The Cassandra Complex - Brian Stableford [94]
“That’s bullshit,” Lisa was quick to put in. “I’m happy to let Leland follow his own priorities while freeing Morgan is number one on his list, but I’m under no delusions as to whose side he’s on. I’m in no sort of conspiracy with anyone. The only reason Geyer was eager to talk to me was that he didn’t like the way you were talking to him. You were right to cut it short when the new information came in. Once you’ve purged the data relating to Stella’s contacts, the true guilty parties will be easy enough to identify. The priority now is making sure they don’t do anything too stupid when they’re cornered. They haven’t killed anybody yet, but they’ve come close enough to suggest that Morgan may still be in a mortal danger.”
“That’s not the only issue,” Smith said grimly.
It is for me, Lisa thought. But that was because she wasn’t yet prepared to believe that whatever Morgan had taken to Goldfarb and Geyer had had any military or commercial value.
The lights of Swindon were fading into hungry darkness as the helicopter reached its cruising altitude, but Lisa looked in vain for any hint of dawn on the horizon they were fleeing. For the first time, she felt the lack of the personal equipment she had abandoned to the plastic bag when she had been forced to change her tainted clothing. She had lost contact with the patient cycle of the hours; the pills that had banished her fatigue had disconnected her from any sense of passing time.

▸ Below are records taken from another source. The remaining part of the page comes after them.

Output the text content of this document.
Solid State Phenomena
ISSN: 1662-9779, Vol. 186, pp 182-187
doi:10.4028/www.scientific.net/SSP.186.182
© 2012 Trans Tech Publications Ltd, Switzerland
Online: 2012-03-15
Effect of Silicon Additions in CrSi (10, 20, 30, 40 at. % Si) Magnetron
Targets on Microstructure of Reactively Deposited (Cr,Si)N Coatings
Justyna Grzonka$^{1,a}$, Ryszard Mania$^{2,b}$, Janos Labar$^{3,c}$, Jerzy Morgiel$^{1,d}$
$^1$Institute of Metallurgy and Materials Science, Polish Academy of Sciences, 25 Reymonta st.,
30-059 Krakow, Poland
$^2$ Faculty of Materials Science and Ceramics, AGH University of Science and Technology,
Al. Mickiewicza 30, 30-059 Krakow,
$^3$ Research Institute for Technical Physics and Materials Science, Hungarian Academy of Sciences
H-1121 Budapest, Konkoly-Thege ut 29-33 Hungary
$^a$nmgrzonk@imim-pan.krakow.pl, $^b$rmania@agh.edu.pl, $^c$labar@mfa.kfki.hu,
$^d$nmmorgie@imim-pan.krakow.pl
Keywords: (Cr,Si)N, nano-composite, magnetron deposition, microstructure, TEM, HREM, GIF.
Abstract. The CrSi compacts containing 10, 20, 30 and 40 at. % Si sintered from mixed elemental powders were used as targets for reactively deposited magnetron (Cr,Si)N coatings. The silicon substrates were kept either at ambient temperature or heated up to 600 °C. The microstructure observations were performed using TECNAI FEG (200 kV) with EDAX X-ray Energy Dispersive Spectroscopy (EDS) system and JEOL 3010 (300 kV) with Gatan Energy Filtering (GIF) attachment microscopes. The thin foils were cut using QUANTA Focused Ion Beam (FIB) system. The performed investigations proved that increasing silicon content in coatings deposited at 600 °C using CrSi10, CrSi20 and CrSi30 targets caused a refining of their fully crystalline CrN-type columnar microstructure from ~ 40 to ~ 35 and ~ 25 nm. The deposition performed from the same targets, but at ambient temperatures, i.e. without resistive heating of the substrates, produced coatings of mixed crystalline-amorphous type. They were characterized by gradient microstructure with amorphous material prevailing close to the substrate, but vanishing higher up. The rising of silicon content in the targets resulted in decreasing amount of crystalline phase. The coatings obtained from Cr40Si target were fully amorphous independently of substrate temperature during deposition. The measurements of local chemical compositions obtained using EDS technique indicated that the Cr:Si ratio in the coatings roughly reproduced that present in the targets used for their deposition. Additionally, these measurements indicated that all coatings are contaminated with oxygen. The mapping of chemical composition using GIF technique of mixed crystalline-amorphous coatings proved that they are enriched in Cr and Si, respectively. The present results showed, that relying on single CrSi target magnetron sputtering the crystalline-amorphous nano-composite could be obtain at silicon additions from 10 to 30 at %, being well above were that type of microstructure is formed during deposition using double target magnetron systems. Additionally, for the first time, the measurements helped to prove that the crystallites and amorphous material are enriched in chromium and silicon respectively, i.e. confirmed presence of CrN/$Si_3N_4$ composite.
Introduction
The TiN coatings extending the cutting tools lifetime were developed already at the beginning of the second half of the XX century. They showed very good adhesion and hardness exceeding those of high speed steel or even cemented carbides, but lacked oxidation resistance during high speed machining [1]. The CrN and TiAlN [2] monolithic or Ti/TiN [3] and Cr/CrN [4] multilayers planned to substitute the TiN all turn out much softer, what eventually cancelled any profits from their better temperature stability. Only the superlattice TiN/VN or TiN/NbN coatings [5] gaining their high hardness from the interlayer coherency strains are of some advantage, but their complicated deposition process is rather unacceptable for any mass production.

She had to raise her head over the top of the front seat and scan the red lights of Ginny’s instrument panel in the hope of catching sight of a clock face or digital display. When she finally found one, she was startled to observe that it was five to four, twenty-four hours to the minute since the panic had set in. A single day was all it had required to crack and bruise the veneer that sixty-one years had ingrained upon the surface of her life. It was undoubtedly the most eventful day she had ever lived—but while she watched, the display changed.
It was now four minutes to four, and a new day had begun: a day that would likely wrench the cracks apart, turn the bruises into bloody wounds, and shatter to smithereens everything she had patiently made of herself.
“It’s not just a matter of identifying the ringleaders,” Smith added, following his own train of thought into the tunnel of silence. “We need to know how wide the conspiracy extends. If Stella Filisetti did remove a number of mice from the university, they might already have been split into several different consignments and moved out of the cityplex. We need to cover the Institute and Ahasuerus, of course—but how many other possible destinations are there, and how many potential couriers? They obviously want the data as well as the animals, but losing the animals might be a serious breach of security in itself. It’s a pity that mice are so small.”
“If they weren’t” Lisa pointed out drily, “Mouseworld would never have been a possibility.” Smith was right, though; unless Stella could be persuaded to tell them exactly how many mice she’d taken and how they’d been dispersed, it would never be possible for the MOD to be sure they’d plugged the leak. Without a record of exactly how the mice had been transformed and how they had fared, it would be a long and difficult process to work back from a DNA analysis to the production of a new transformer.
“But you’re right, of course,” Smith said, switching to a conciliatory tone with all the subtlety of a charging hippopotamus. “Our first priority is to liberate Morgan Miller, and if Herr Geyer is trying to do that too, he’s not our enemy—at least not for the time being. I might have misjudged him—but you have to admit that his organization merits suspicion. What did you mean about my ‘knee-jerk response to the mention of Nietzsche’?”
“That’s what Herr Geyer seems to think,” Lisa was quick to say, conscious that it would benefit her to be a little more diplomatic. “He seemed to assume that you hadn’t quite understood the relationship between algeny and Nietzschean morality.